Madelyn Shaw is an independent curator specializing in the exploration of American history and culture through textiles and dress. She has held curatorial and administrative positions at the New Bedford Whaling Museum; The Museum of Art, Rhode Island School of Design; The Textile Museum (Washington, DC); and the Museum at FIT (New York).
She is lead author and co-curator (with Lynne Bassett) of the award-winning Civil War sesquicentennial book and traveling exhibition titled Homefront & Battlefield: Quilts & Context in the Civil War. Other recent projects include the exhibition Color Revolution: Science Meets Style in the 1960s for the American Textile History Museum (2013) and the publications, Clothing through American History: The British Colonial Era for ABC-Clio Press (with Kathleen Staples, 2013).
She has held research fellowships from the John Nicholas Brown Center at Brown University and the Wintherthur Museum, and she has taught at Boston University as well as the Rhode Island School of Design.
Victoria Findlay Wolfe
Victoria Findlay Wolfe is a New York City-based award winning quilter, designer and author of 15 Minutes of Play (C&T publishing), founder of NYC MOD quilters, board member of the International Quilt Association and The Quilt Alliance. She is also the Modern Contributor to The Quilt Life Magazine. Her quilt, Double Edged Love, won Best in Show at the first QuiltCon in Austin, Texas, 2013.
She runs several community drives through BumbleBeansBASICS, her on going quilt drive, which gives finished quilts to those who need some quilt-y love, hope and support. Through the organization, more than 800 quilts have been given to homeless families in transitional housing programs, 1,500 to Hurricane Sandy victims and hundreds of others to various local women's shelters and facilities. If you have a quilt that needs a good home, please visit http://bumblebeansinc.com/.
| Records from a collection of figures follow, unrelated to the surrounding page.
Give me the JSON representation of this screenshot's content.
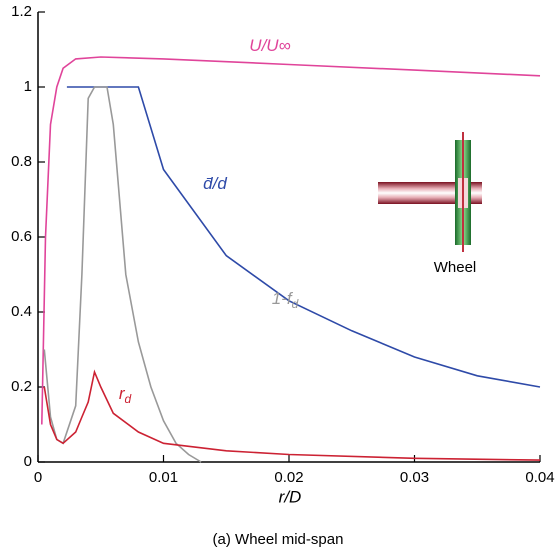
{
  "chart_data": {
    "type": "line",
    "caption": "(a) Wheel mid-span",
    "x_label": "r/D",
    "inset_label": "Wheel",
    "xlim": [
      0,
      0.04
    ],
    "xticks": [
      0,
      0.01,
      0.02,
      0.03,
      0.04
    ],
    "ylim": [
      0,
      1.2
    ],
    "yticks": [
      0,
      0.2,
      0.4,
      0.6,
      0.8,
      1,
      1.2
    ],
    "series": [
      {
        "name": "U/U∞",
        "color": "#e0449a",
        "x": [
          0.0003,
          0.0006,
          0.001,
          0.0015,
          0.002,
          0.003,
          0.005,
          0.01,
          0.02,
          0.03,
          0.04
        ],
        "values": [
          0.1,
          0.6,
          0.9,
          1.0,
          1.05,
          1.075,
          1.08,
          1.075,
          1.06,
          1.045,
          1.03
        ]
      },
      {
        "name": "d̄/d",
        "color": "#2e4aa8",
        "x": [
          0.0023,
          0.008,
          0.01,
          0.015,
          0.02,
          0.025,
          0.03,
          0.035,
          0.04
        ],
        "values": [
          1,
          1,
          0.78,
          0.55,
          0.43,
          0.35,
          0.28,
          0.23,
          0.2
        ]
      },
      {
        "name": "1-f",
        "subscript": "d",
        "color": "#999999",
        "x": [
          0.0005,
          0.001,
          0.0015,
          0.002,
          0.003,
          0.0035,
          0.004,
          0.0045,
          0.0055,
          0.006,
          0.007,
          0.008,
          0.009,
          0.01,
          0.011,
          0.012,
          0.013
        ],
        "values": [
          0.3,
          0.12,
          0.06,
          0.05,
          0.15,
          0.5,
          0.97,
          1.0,
          1.0,
          0.9,
          0.5,
          0.32,
          0.2,
          0.11,
          0.05,
          0.02,
          0
        ]
      },
      {
        "name": "r",
        "subscript": "d",
        "color": "#cc2233",
        "x": [
          0.0005,
          0.001,
          0.0015,
          0.002,
          0.003,
          0.0035,
          0.004,
          0.0045,
          0.005,
          0.006,
          0.008,
          0.01,
          0.015,
          0.02,
          0.03,
          0.04
        ],
        "values": [
          0.2,
          0.1,
          0.06,
          0.05,
          0.08,
          0.12,
          0.16,
          0.24,
          0.2,
          0.13,
          0.08,
          0.05,
          0.03,
          0.02,
          0.01,
          0.005
        ]
      }
    ]
  }
}
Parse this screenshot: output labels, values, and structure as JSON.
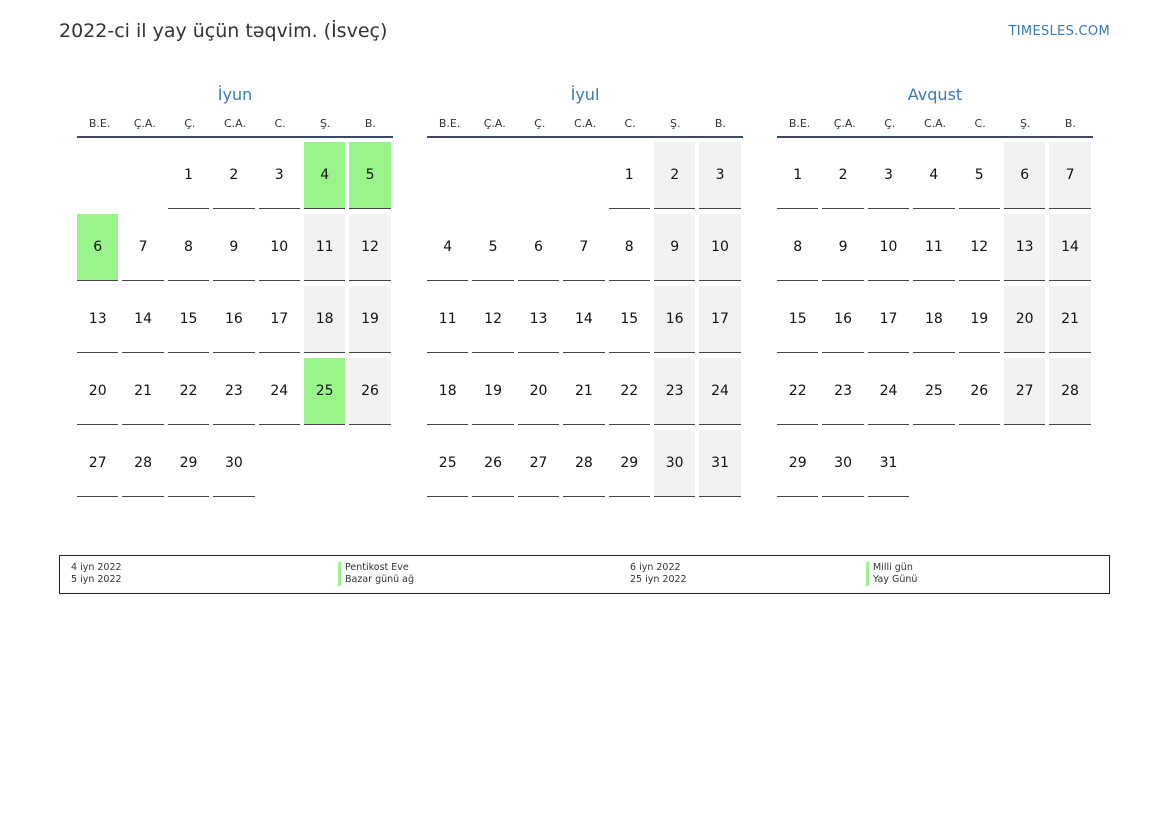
{
  "header": {
    "title": "2022-ci il yay üçün təqvim. (İsveç)",
    "brand": "TIMESLES.COM"
  },
  "weekdays": [
    "B.E.",
    "Ç.A.",
    "Ç.",
    "C.A.",
    "C.",
    "Ş.",
    "B."
  ],
  "colors": {
    "holiday": "#99f58a",
    "weekend": "#f2f2f2",
    "accent": "#3a7ab8"
  },
  "months": [
    {
      "name": "İyun",
      "weeks": [
        [
          "",
          "",
          "1",
          "2",
          "3",
          "4",
          "5"
        ],
        [
          "6",
          "7",
          "8",
          "9",
          "10",
          "11",
          "12"
        ],
        [
          "13",
          "14",
          "15",
          "16",
          "17",
          "18",
          "19"
        ],
        [
          "20",
          "21",
          "22",
          "23",
          "24",
          "25",
          "26"
        ],
        [
          "27",
          "28",
          "29",
          "30",
          "",
          "",
          ""
        ]
      ],
      "holidays": [
        "4",
        "5",
        "6",
        "25"
      ]
    },
    {
      "name": "İyul",
      "weeks": [
        [
          "",
          "",
          "",
          "",
          "1",
          "2",
          "3"
        ],
        [
          "4",
          "5",
          "6",
          "7",
          "8",
          "9",
          "10"
        ],
        [
          "11",
          "12",
          "13",
          "14",
          "15",
          "16",
          "17"
        ],
        [
          "18",
          "19",
          "20",
          "21",
          "22",
          "23",
          "24"
        ],
        [
          "25",
          "26",
          "27",
          "28",
          "29",
          "30",
          "31"
        ]
      ],
      "holidays": []
    },
    {
      "name": "Avqust",
      "weeks": [
        [
          "1",
          "2",
          "3",
          "4",
          "5",
          "6",
          "7"
        ],
        [
          "8",
          "9",
          "10",
          "11",
          "12",
          "13",
          "14"
        ],
        [
          "15",
          "16",
          "17",
          "18",
          "19",
          "20",
          "21"
        ],
        [
          "22",
          "23",
          "24",
          "25",
          "26",
          "27",
          "28"
        ],
        [
          "29",
          "30",
          "31",
          "",
          "",
          "",
          ""
        ]
      ],
      "holidays": []
    }
  ],
  "legend": {
    "left_dates": [
      "4 iyn 2022",
      "5 iyn 2022"
    ],
    "left_names": [
      "Pentikost Eve",
      "Bazar günü ağ"
    ],
    "right_dates": [
      "6 iyn 2022",
      "25 iyn 2022"
    ],
    "right_names": [
      "Milli gün",
      "Yay Günü"
    ]
  }
}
Born and raised on a farm in Minnesota, she credits her quilting influences to her grandmother’s double knit crazy quilts that kept her warm growing up. She is trained as a fine artist with a degree in painting, but her love quickly turned back to textiles, when her daughter became part of her family. Her biggest supporters are her husband, Michael, and teenage daughter, Beatrice.